There were no cases of dyspepsia (i.e., indigestion) leading to study discontinuation in either treatment group. There was no difference in change from baseline in hematocrit between the two treatment arms at the end of the two-week dosing period. A significant decrease in hematocrit is a potential indicator of intestinal bleeding. NSAIDs exert analgesic and anti-inflammatory effects through inhibition of cyclo-oxygenase (COX) enzyme activity. COX activity can be assessed by measuring a biomarker in the blood known as TXB2. The average baseline TXB2 values were 86 ng/mL in the ATB-346 treatment group versus 88 ng/mL in the naproxen group (no significant difference). Both naproxen and ATB-346 inhibited TXB2 synthesis by more than 94%.

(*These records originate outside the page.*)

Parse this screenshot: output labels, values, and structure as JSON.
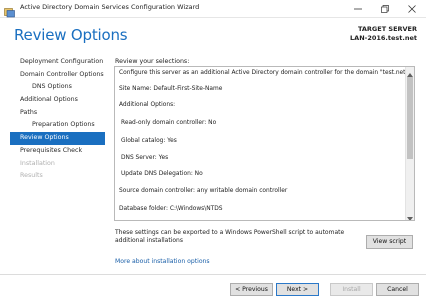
{
  "window": {
    "title": "Active Directory Domain Services Configuration Wizard",
    "icons": {
      "app": "ad-wizard-icon",
      "minimize": "minimize-icon",
      "maximize": "restore-icon",
      "close": "close-icon"
    }
  },
  "header": {
    "page_title": "Review Options",
    "target_label": "TARGET SERVER",
    "target_name": "LAN-2016.test.net"
  },
  "nav": {
    "items": [
      {
        "label": "Deployment Configuration",
        "state": "normal"
      },
      {
        "label": "Domain Controller Options",
        "state": "normal"
      },
      {
        "label": "DNS Options",
        "state": "normal"
      },
      {
        "label": "Additional Options",
        "state": "normal"
      },
      {
        "label": "Paths",
        "state": "normal"
      },
      {
        "label": "Preparation Options",
        "state": "normal"
      },
      {
        "label": "Review Options",
        "state": "selected"
      },
      {
        "label": "Prerequisites Check",
        "state": "normal"
      },
      {
        "label": "Installation",
        "state": "disabled"
      },
      {
        "label": "Results",
        "state": "disabled"
      }
    ]
  },
  "main": {
    "selections_label": "Review your selections:",
    "review_lines": [
      "Configure this server as an additional Active Directory domain controller for the domain \"test.net\".",
      "Site Name: Default-First-Site-Name",
      "Additional Options:",
      "Read-only domain controller: No",
      "Global catalog: Yes",
      "DNS Server: Yes",
      "Update DNS Delegation: No",
      "Source domain controller: any writable domain controller",
      "Database folder: C:\\Windows\\NTDS"
    ],
    "export_note": "These settings can be exported to a Windows PowerShell script to automate additional installations",
    "view_script_label": "View script",
    "more_link": "More about installation options"
  },
  "footer": {
    "previous_label": "< Previous",
    "next_label": "Next >",
    "install_label": "Install",
    "cancel_label": "Cancel"
  },
  "colors": {
    "accent": "#1a6fc0",
    "link": "#1a5fa8",
    "disabled_text": "#b0b0b0"
  }
}
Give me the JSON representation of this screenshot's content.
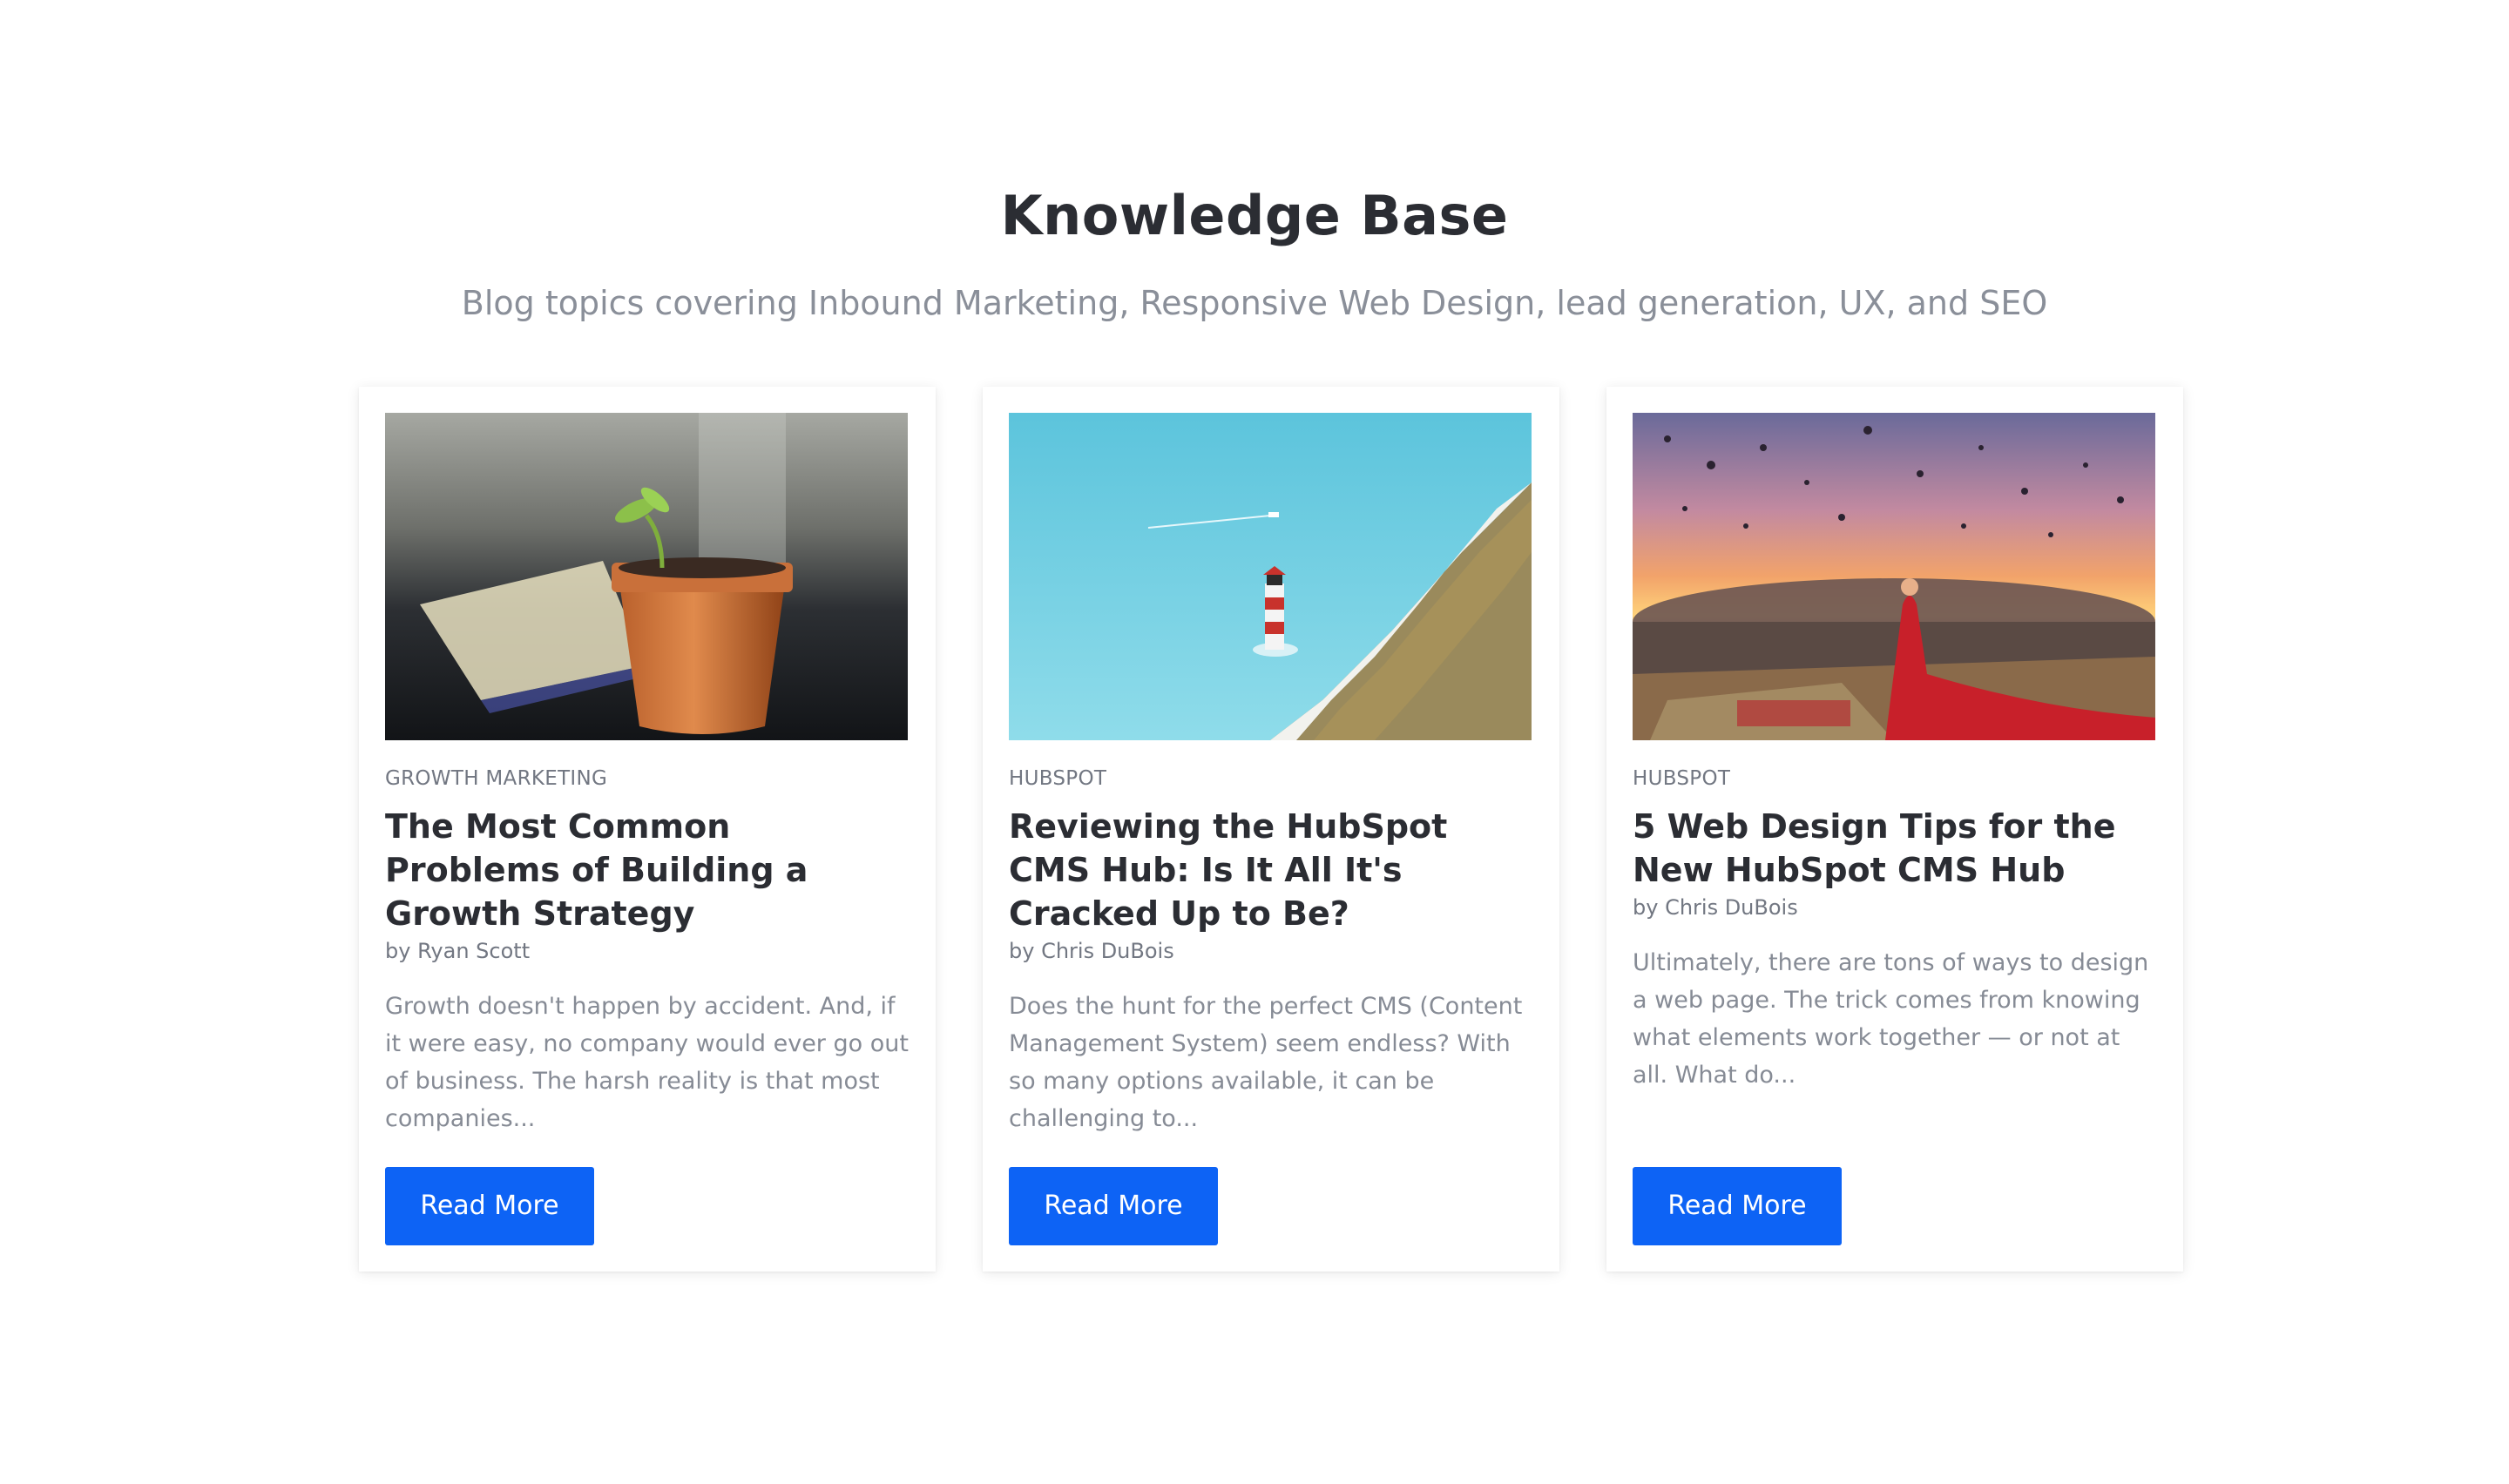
{
  "section": {
    "title": "Knowledge Base",
    "subtitle": "Blog topics covering Inbound Marketing, Responsive Web Design, lead generation, UX, and SEO"
  },
  "cards": [
    {
      "category": "GROWTH MARKETING",
      "title": "The Most Common Problems of Building a Growth Strategy",
      "author": "by Ryan Scott",
      "excerpt": "Growth doesn't happen by accident. And, if it were easy, no company would ever go out of business. The harsh reality is that most companies...",
      "button_label": "Read More",
      "image_subject": "potted-seedling"
    },
    {
      "category": "HUBSPOT",
      "title": "Reviewing the HubSpot CMS Hub: Is It All It's Cracked Up to Be?",
      "author": "by Chris DuBois",
      "excerpt": "Does the hunt for the perfect CMS (Content Management System) seem endless? With so many options available, it can be challenging to...",
      "button_label": "Read More",
      "image_subject": "lighthouse-sea-cliff"
    },
    {
      "category": "HUBSPOT",
      "title": "5 Web Design Tips for the New HubSpot CMS Hub",
      "author": "by Chris DuBois",
      "excerpt": "Ultimately, there are tons of ways to design a web page. The trick comes from knowing what elements work together — or not at all. What do...",
      "button_label": "Read More",
      "image_subject": "hot-air-balloons-sunset"
    }
  ],
  "colors": {
    "button": "#0d63f5",
    "heading": "#2b2d33",
    "muted": "#868b95"
  }
}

John Wallace, Antibe’s Chief Scientific Officer remarked, “The secondary GI safety endpoint data for ATB-346 are consistent with the primary endpoint data, showing unequivocal superiority over naproxen. Moreover, the thromboxane data demonstrate that profound COX inhibition was achieved with ATB-346 at 250 mg once daily, fully consistent with the Phase 2A study completed in 2016 that showed excellent pain relief compared with published data for naproxen and celecoxib. We look to fully validate the effectiveness of ATB-346 in our upcoming Phase 2 dose-ranging, efficacy study.” A comprehensive review of the study will be posted on Antibe’s website in the coming weeks.